Of course, you can reduce the size by 32 times by replacing the setting of 32 BOOL variables with a bitmask like this:

int array_filter(int &a[],const int &b[]) //nicholishen
{
   int e=ArraySize(a);
   int c[];
   int d =b[ArrayMaximum(b)]+1;
   ArrayResize(c, b[ArrayMaximum(b)]/32 + 1);
   ArrayInitialize(c, 0);
   int i=0;
   int ii=0;
   while(i<ArraySize(b))
   {     
     ii=b[i]/32;
     c[ii]|=(1<<(b[i]-(ii*32)));
     i++; 
   } 
   
   int g=0, h=0, f=0;
   for(g=0; g<e; g++){
      f = a[g];
      ii=f/32;
      if(f >= d || !(c[ii] & (1<<(f-(ii*32)))) )
      {
         a[h]=f;
         h++;
      }
   }
   return ArrayResize(a, h);
}


but it would still be too big and the speed would drop by about half.

 
Nikolai Semko:

It's all brilliantly simple! :))

But, however, this algorithm consumes memory uncontrollably.

So, for example, if you replace

with .

the situation is quite different:

Your version is also good, but unfortunately you also have a weak spot.
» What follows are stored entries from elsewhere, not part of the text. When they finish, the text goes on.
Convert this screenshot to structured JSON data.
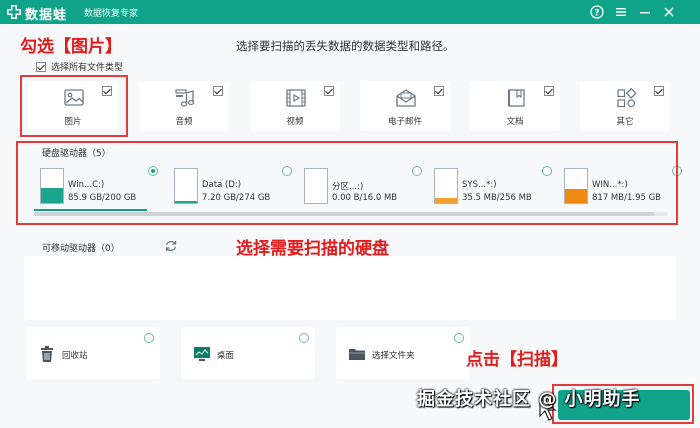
{
  "app": {
    "name": "数据蛙",
    "subtitle": "数据恢复专家"
  },
  "annotations": {
    "select_images": "勾选【图片】",
    "select_disk": "选择需要扫描的硬盘",
    "click_scan": "点击【扫描】"
  },
  "prompt": "选择要扫描的丢失数据的数据类型和路径。",
  "select_all": {
    "label": "选择所有文件类型",
    "checked": true
  },
  "file_types": [
    {
      "label": "图片",
      "icon": "image-icon",
      "checked": true
    },
    {
      "label": "音频",
      "icon": "music-icon",
      "checked": true
    },
    {
      "label": "视频",
      "icon": "video-icon",
      "checked": true
    },
    {
      "label": "电子邮件",
      "icon": "email-icon",
      "checked": true
    },
    {
      "label": "文档",
      "icon": "document-icon",
      "checked": true
    },
    {
      "label": "其它",
      "icon": "other-icon",
      "checked": true
    }
  ],
  "hard_drives": {
    "title": "硬盘驱动器（5）",
    "items": [
      {
        "name": "Win...C:)",
        "size": "85.9 GB/200 GB",
        "used_fraction": 0.43,
        "color": "#1aa58c",
        "selected": true
      },
      {
        "name": "Data (D:)",
        "size": "7.20 GB/274 GB",
        "used_fraction": 0.03,
        "color": "#1aa58c",
        "selected": false
      },
      {
        "name": "分区...:)",
        "size": "0.00  B/16.0 MB",
        "used_fraction": 0.0,
        "color": "#f0a030",
        "selected": false
      },
      {
        "name": "SYS...*:)",
        "size": "35.5 MB/256 MB",
        "used_fraction": 0.14,
        "color": "#f0a030",
        "selected": false
      },
      {
        "name": "WIN...*:)",
        "size": "817 MB/1.95 GB",
        "used_fraction": 0.41,
        "color": "#f08a10",
        "selected": false
      }
    ]
  },
  "removable": {
    "title": "可移动驱动器（0）"
  },
  "locations": [
    {
      "label": "回收站",
      "icon": "recycle-bin-icon"
    },
    {
      "label": "桌面",
      "icon": "desktop-icon"
    },
    {
      "label": "选择文件夹",
      "icon": "folder-icon"
    }
  ],
  "watermark": "掘金技术社区 @ 小明助手",
  "colors": {
    "brand": "#0fa48a",
    "annotation": "#e11d1d"
  }
}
Under "domestic" conditions, i.e. small arrays of size ~100 and small vector ~5-10

your algorithm will be slower than all of those presented here, although the difference in microseconds is so insignificant that probably does not matter, but on larger arrays it is the best.

P.S I think, that function should be universal, it is necessary to combine in it some different algorithms picked up according to input data.